The visit dissuaded me from ever donning white on a Sunday and boarding one of the buses at Sanam Luang to take devotees to Wat Phra Dhammakaya. We left the airplane hangers behind and drove a short distance to see a guest house down a dirt road surrounded by rice fields and fish ponds. Reverie-Hideaway consists of several teak buildings in traditional Thai style with bedrooms on the raised second floor. We were told that groups of nuns had used the facilities for their retreats, and we were wondering if we could accommodate 20 or so Little Bangers.Since each building had only three beds, visitors would have to make do with floor mats. The rural silence was lovely but the surrounding waterways promised an abundance of mosquitos. It's not far from central Bangkok, however, and the venue was promised. For our last visit, we drove to Mo Chit near the northern end of the Skytrain to take a look at Baan Nang-suu (book house), with its reading rooms and large hall for gatherings. Again, it looked promising, if we can get people to travel this far for a speaker or day of meditation. The setting was lovely and the manager very gracious. I arrived back at my apartment 12 hours after I left in the early morning. Who says that retirement is easy?
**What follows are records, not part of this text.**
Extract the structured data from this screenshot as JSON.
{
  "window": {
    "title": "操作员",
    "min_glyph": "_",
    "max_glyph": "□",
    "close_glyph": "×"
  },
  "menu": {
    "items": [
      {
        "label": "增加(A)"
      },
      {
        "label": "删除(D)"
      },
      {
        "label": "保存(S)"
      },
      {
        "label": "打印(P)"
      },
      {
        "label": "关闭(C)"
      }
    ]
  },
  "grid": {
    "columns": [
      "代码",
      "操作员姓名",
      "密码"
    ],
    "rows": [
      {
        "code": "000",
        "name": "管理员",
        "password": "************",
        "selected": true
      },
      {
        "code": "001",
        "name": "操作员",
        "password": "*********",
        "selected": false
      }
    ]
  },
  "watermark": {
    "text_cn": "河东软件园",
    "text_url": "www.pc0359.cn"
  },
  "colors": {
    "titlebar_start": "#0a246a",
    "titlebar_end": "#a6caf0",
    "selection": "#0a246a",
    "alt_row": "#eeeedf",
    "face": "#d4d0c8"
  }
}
All I need is a little love.

4 comments:

Roxanne said...

Will:

Here you go --

Beatles at 64Or:

Beatles at 64Roxanne

Dr. Will said...

Thanks Roxanne, but no, that's not the art work I remember. There were four separate portraits of the aging Beatles, pop art style. Did I imagine it? (like the Richard Avedon portraits, only older).

Janet Brown said...

Where is Baan Nang-sue?

Dr. Will said...

Close to Mo Chit and Chatuchak Park.